M. Barthélémy S' Hilaire m’annonça que le Président me recevrait hier dimanche à 5 heures à l’Elysée.
I. Entretien avec M. Thiers.
1. «Le but principal de ma visite, ai-je dit au Président, est de vous exposer les véritables intentions du Conseil Fédéral dans l’affaire du Simplon. M. de La Valette a répandu de toutes parts à ce sujet des insinuations que je pourrais presque désigner comme calomnieuses. M. de La Valette cherche à faire croire que mon Gouvernement ou les autorités suisses veulent spolier les capitalistes français, favoriser un comité suisse et lui faire remettre à vil prix les lignes déjà construites, et enfin enlever à la France toute influence légitime sur la direction de cette ligne. La preuve de ce langage de M. de La Valette se trouve jusque dans le texte des motions déposées sur le bureau de l’Assemblée Nationale par MM. Barazon [!]& Lepère, dans lesquelles on lit textuellement: «Les intérêts français les plus élevés seraient gravement atteints en effet, par le succès de prétentions qui changeraient le caractère de la ligne internationale du Simplon».

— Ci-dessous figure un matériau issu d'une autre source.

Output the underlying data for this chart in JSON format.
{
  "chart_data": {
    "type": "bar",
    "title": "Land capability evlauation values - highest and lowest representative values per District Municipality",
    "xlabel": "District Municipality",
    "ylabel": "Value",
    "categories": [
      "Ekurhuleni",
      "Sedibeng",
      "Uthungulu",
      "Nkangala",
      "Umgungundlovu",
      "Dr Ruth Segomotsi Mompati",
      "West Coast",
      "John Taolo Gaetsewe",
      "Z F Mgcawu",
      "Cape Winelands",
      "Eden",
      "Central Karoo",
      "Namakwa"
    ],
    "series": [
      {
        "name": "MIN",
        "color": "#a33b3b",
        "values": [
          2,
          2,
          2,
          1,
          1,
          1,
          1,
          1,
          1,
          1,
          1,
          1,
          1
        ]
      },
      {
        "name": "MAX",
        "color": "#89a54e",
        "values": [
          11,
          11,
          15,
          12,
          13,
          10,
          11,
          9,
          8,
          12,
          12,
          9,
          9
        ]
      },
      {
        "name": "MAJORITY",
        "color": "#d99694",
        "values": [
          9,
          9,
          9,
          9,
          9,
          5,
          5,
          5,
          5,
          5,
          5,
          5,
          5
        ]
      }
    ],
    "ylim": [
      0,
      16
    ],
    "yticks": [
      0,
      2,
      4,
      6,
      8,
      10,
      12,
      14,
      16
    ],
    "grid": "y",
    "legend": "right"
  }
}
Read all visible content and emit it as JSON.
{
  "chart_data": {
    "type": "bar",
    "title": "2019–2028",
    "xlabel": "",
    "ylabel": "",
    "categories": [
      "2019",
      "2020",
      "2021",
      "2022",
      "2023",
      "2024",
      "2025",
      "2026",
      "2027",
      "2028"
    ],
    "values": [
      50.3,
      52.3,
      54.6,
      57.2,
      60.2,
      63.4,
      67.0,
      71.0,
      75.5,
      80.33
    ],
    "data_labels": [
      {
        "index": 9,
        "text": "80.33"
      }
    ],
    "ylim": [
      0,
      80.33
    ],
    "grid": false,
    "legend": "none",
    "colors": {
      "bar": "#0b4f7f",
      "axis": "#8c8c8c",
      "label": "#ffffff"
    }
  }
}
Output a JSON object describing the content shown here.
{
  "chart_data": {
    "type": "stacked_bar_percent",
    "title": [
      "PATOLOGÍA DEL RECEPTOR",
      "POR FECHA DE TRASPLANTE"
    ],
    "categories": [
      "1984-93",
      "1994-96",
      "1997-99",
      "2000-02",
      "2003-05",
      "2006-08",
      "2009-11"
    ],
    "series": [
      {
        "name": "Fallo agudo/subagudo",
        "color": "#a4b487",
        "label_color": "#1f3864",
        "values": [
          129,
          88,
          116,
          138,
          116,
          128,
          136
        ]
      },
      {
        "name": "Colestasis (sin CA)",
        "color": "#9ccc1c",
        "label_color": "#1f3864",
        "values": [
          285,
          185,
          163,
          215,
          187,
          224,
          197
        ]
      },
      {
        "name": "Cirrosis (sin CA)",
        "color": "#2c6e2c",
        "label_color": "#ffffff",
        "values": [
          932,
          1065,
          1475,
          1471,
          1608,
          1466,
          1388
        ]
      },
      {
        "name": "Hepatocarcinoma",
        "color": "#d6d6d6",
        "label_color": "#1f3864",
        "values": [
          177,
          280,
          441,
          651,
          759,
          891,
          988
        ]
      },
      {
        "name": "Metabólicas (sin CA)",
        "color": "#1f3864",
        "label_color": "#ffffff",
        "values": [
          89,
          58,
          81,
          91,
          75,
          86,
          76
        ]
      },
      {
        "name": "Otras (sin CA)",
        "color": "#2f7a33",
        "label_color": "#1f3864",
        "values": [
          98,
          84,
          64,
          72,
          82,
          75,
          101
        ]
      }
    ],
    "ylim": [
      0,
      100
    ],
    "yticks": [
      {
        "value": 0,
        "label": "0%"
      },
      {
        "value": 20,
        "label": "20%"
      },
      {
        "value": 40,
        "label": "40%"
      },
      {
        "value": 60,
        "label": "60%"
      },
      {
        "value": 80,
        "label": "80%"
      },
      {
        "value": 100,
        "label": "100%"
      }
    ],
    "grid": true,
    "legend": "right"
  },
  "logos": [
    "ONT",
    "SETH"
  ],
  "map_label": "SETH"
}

«La vérité est que la Suisse veut procéder à l’égard du Simplon de la même manière qu’à l’égard du passage du S' Gothard. Elle accordera, pour tout ce qui concerne la formation du capital, l’influence des capitaux étrangers, la composition du Conseil d’administration, les mêmes facilités et assurera aux gouvernements qui subventionneraient le Simplon les mêmes droits que dans l’affaire du Gothard. Seulement elle ne peut accorder à la France sur le passage du Simplon plus qu’elle n’a accordé à l’Allemagne & à l’Italie sur le Gothard, et elle a le devoir de stipuler des garanties analogues pour le maintien de la neutralité de la Suisse & pour la défense du pays. – Il n’y a là aucun secret. Si Vous trouvez le temps d’étudier l’importante question de ce passage, je ne puis que mettre à Votre disposition, après y avoir été autorisé par mon Gouvernement, la collection complète de tous les traités, conventions de toute nature relatives au passage du Gothard, & qui peuvent servir de types pour les autres lignes ferrées destinées à franchir les alpes suisses.»
«Mais, en ce qui concerne la ligne du Simplon, une condition spéciale doit précéder toutes les autres, c’est l’exclusion de la compagnie La Valette, entièrement discréditée & qui est incapable de fournir des garanties suffisantes pour l’exécution d’une entreprise aussi importante, même dans le cas où les hommes les plus tarés viendraient à être exclus de son Conseil d’administration. Les financiers sérieux, tant à Paris qu’en Suisse, ne veulent pas plus que le Gouvernement fédéral admettre de nouveau cette compagnie. Il y a là une question d’honneur et de moralité publiques. – A cette occasion, je puis Vous dire que la Banque de Paris & des Pays Bas, dont vous connaissez le crédit, est toute prête, si le Gouvernement français le désire, & manifeste l’intention d’y participer, à trouver les fonds nécéssaires & croit pouvoir y parvenir. Je sais même qu’elle fera des ouvertures dans ce sens, soit à Vous même, soit à Votre Ministre des Finances. Mais la Banque de Paris pose exactement la même condition, l’exclusion complète de M.de La Valette.»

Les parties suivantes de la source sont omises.